Brenda Bynum's tribute to Lillian Smith is entitled "Jordan Is So Chilly," an allusion to the biblical river Jordan and to a hymn containing the line, "Jordan river is chilly and cold, chills the body but not the soul...." She wrote the piece mainly from unpublished material, most of it available to her at the University of Georgia archive. She says she studied the story of Smith's life, how her mind grew and her heart opened, the way her mind was at the time she lived.
Bynum's way is to work hard developing her character and gradually to let the role subsume her own ego so that, in this case, one hears people speak of her "channeling" Lillian Smith. I am suddenly reminded of seeing her once on stage speaking from a trash can as Nell in Samuel Beckett's End Game. She can reach as low as the trash can and as large as the world, and sometimes she contains each one within the other.

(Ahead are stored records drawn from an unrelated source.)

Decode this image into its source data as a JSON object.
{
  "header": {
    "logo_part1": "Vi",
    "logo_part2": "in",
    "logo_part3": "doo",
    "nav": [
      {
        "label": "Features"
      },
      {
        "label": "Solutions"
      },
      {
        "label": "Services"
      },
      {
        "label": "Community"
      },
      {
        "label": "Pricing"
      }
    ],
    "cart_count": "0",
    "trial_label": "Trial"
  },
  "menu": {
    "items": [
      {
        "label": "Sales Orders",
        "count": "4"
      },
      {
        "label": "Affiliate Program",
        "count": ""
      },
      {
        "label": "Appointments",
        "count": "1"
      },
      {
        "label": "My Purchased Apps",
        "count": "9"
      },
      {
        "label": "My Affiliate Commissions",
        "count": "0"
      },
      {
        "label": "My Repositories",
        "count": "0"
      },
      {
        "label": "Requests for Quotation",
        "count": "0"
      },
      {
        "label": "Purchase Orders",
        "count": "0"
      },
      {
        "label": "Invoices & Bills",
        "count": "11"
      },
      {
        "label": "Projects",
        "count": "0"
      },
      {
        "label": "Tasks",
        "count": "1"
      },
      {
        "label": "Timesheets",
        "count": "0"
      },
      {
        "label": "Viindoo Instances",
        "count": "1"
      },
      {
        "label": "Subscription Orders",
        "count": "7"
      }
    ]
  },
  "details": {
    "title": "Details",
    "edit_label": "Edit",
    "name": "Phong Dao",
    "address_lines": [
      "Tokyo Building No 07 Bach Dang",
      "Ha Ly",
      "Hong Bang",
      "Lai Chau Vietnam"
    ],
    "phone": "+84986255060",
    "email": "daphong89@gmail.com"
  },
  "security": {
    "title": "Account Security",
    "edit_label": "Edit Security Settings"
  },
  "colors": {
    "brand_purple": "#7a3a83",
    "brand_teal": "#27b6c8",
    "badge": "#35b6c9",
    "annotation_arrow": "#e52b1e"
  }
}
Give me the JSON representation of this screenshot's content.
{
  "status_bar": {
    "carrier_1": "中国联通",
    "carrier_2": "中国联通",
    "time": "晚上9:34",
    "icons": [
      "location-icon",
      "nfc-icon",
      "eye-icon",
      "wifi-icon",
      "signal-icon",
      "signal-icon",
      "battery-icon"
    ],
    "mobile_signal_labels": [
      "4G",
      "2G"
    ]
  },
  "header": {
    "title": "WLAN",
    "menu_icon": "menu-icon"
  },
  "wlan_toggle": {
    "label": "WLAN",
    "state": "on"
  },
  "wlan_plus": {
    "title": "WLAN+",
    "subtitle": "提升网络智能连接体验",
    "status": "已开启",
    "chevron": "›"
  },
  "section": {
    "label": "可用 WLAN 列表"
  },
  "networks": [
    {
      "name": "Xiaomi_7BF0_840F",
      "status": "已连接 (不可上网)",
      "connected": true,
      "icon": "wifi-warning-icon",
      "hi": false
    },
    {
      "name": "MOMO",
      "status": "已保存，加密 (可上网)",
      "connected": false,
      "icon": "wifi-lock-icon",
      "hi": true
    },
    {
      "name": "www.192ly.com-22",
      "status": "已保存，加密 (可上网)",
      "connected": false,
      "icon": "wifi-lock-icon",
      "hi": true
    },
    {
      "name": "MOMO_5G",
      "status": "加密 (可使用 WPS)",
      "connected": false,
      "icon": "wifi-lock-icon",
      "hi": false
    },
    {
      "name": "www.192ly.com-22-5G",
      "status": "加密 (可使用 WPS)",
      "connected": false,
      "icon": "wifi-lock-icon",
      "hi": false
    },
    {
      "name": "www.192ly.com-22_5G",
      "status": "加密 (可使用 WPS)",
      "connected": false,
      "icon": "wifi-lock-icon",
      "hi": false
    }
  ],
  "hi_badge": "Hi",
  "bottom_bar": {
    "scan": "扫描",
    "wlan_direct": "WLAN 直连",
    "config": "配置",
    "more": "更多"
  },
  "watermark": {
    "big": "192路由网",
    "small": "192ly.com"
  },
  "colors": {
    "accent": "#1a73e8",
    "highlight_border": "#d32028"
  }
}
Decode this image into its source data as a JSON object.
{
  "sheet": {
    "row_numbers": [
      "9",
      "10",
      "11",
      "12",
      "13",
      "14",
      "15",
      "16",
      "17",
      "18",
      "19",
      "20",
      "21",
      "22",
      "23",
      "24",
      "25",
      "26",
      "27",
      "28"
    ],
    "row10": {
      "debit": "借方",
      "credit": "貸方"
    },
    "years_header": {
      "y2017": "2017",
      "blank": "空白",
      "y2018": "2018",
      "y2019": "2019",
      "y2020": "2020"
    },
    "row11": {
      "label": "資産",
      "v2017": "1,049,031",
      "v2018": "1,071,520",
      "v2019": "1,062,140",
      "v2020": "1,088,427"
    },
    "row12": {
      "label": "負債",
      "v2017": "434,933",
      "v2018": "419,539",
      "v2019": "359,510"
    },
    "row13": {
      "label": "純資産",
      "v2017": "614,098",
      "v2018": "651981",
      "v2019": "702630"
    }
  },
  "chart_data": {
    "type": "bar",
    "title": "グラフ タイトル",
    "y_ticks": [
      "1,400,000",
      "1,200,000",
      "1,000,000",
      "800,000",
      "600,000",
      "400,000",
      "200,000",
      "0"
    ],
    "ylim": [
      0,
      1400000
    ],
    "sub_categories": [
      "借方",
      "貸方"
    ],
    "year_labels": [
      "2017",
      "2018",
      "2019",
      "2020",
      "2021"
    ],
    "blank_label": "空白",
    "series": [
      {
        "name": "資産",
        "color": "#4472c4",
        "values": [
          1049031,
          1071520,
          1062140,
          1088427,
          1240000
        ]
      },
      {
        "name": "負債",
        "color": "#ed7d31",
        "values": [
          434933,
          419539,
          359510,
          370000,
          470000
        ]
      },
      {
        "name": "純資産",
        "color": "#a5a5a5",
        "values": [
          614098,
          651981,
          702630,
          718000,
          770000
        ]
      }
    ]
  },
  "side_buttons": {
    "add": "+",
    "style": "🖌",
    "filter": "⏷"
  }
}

Smith, an author not well known outside the South now, but one whose work Bynum wishes to revive and promote, is a substantial role.
In the performance we learn that Lillian Smith was an exceptionally talented musician. Born in Florida, she was the daughter of a minister, and her childhood involved what she called "the strain of living with God on a daily basis." Still, she considered hers a happy childhood in which her father challenged her with, "The future is yours. What are you going to do with it?"
In 1915, when she was l8 years old, her father moved his family to Screamer Mountain in North Georgia where they opened a camp for girls. One interesting piece of the presentation involved Bynum/Smith telling how once her father met up with a group of guards and prisoners exercising near the camp and invited them home to Christmas dinner. She rejected the racial boundaries kept in her family, but surely this radical gesture from her minister father must be one among many instances that sowed the seeds of her larger rebellion against the social strictures of the time.
She went to Piedmont College in Demorest, Georgia, and then, looking for a wider world, to Peabody in Baltimore. She was offered a job to go to China for three years, a trip which she says "started me growing on every level." She declares that her mind and senses came awake in Asia where she found a "dark and intense emotional atmosphere" and also found the love of her life, Paula Snelling, whom she described as "appealing to mind and heart simultaneously."
Smith said that she did not want to come back to Georgia, but she did, and with Paula she ran the girls' camp for nearly 25 years and was, she reports, "acutely miserable, so I began to write." Eventually, she and Paula hosted house parties at the camp where they invited leading women to talk to each other.
I won't try to recount the years of her development as an activist, but Bynum speaks her comment that she often had her life threatened. Her reaction was, "I want it to hurt, to keep the wound open."
When she died in 1966, her funeral was brief, Methodist, with no music and by her instruction: "no tears, just hope." She also wrote her own eulogy:
I hope I have not hurt too many people.
I hope I have lived deeply and well.
I hope I have missed none of my dreams.
I do not fear death.
It is only a new beginning.
According to reports, her life as an artist was the most important feature in Atlanta newspapers the day she died, where she was remembered for speaking and living the "power of the human heart."
In the Prologue and Epilogue for "Jordan is So Chilly," given by John Templeton representing the Lillian E. Smith Center (one of nine sites selected to be on the Southern Literary Trail), we learn that the Center is "a place where artists and scholars can find the solitude in which to develop and pursue their visions."
During the Q & A session after the play, when Ms. Bynum took off the wig she had worn over her short, short hair during the presentation, she confessed her "most heartfelt desire" to create a "little renascence" of Lillian Smith.
And perhaps she will. 2014 is the 70th anniversary of the publication of Strange Fruit. Good year for a renascence.